March for Our Lives Gainesville held its fourth annual vigil Monday on the anniversary of the Marjory Stoneman Douglas High School shooting.
The vigil, held at the Plaza of the Americas, commemorated the 14 students and three faculty who were killed during the 2018 Parkland shooting and the two students who passed after.
In 2018, 300 students attended the vigil at Turlington Plaza. This year the crowd was closer to 100.
Three speakers shared their experiences to the people gathered outside Library West before holding a 19-second moment of silence and lighting 19 candles.
From across the street, they could see Century Tower lit up to resemble a flickering candle.
After the speakers finished, people gathered to the front to set down their candles and remember those who were lost. Groups of people stood around hugging one another and comforting those who cried.
“A lot of people from our school have stopped coming,” Daniel Nutter, 19, a UF biomedical engineering freshman said. “I know it's painful for them, and I know they want to move on with their lives.”
“I just hope that wherever they are, they at least have this in their memory.”
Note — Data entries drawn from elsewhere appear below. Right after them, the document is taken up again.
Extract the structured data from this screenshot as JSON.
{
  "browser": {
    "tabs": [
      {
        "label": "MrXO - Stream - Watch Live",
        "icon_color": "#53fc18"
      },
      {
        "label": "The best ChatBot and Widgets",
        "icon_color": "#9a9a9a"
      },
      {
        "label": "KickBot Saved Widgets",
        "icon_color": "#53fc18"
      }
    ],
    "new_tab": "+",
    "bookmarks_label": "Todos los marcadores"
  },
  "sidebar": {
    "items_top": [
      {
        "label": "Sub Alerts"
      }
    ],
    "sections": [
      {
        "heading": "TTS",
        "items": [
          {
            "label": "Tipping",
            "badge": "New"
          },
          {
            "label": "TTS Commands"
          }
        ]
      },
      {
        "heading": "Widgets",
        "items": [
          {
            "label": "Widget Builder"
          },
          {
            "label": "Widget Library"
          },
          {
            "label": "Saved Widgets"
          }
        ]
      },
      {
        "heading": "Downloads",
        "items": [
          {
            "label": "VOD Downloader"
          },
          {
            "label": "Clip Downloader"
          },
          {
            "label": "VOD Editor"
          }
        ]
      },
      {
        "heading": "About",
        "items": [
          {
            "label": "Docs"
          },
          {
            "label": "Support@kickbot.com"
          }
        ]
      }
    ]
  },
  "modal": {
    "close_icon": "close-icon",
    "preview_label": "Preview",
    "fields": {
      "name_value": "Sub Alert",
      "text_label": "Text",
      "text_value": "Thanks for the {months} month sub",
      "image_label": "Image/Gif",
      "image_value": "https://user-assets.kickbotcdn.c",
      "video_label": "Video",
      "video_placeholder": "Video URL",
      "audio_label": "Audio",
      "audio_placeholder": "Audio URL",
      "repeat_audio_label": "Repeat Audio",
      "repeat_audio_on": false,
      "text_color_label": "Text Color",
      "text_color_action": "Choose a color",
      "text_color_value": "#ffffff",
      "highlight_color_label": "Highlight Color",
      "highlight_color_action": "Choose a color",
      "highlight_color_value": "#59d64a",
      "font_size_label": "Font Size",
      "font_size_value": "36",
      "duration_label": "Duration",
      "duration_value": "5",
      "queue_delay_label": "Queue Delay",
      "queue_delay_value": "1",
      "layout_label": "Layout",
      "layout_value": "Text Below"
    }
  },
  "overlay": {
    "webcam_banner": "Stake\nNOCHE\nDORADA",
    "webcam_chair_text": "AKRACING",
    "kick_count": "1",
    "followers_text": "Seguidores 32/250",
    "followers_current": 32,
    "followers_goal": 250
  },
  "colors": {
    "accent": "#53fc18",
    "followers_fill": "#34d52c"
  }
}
Anisha Saripalli, 20, a biomedical engineering senior and president of March for Our Lives Gainesville, said last year’s vigil was much smaller due to the COVID-19 pandemic and its regulations. This year, students who were in the 1200 building, the site of the attack, gathered in Plaza as newly-admitted freshmen.
“This is their first February 14 away from home,” Saripalli said. “So I think, because we provided this avenue for them, they just all came together to be with people who went through the same experiences that they did.”
Madison Gore, 21, a political science and history senior, said this was the first year all four grades of MSD students who experienced the shooting together were back on a campus together.
The vigil was important because it allowed students to show support, she said — even if they didn’t go to MSD, they could still support those that did.
“They all came in support and I think that's really special,” Gore said. “We don't see that a lot these days.”
This year's anniversary was the first one since the shooter, Nikolas Cruz, pleaded guilty to the charges brought up against him.
It was horrifying that four new classes of freshmen had to walk by the building every day knowing what happened there without seeing any progress, Nutter said.
“We had no idea that this was coming, we had no idea that we'd be put through something so horrible,” Nutter said. “It was really inspiring to see kids from our school, just a couple years older than I am, talking to politicians in person and trying to push for actual change.”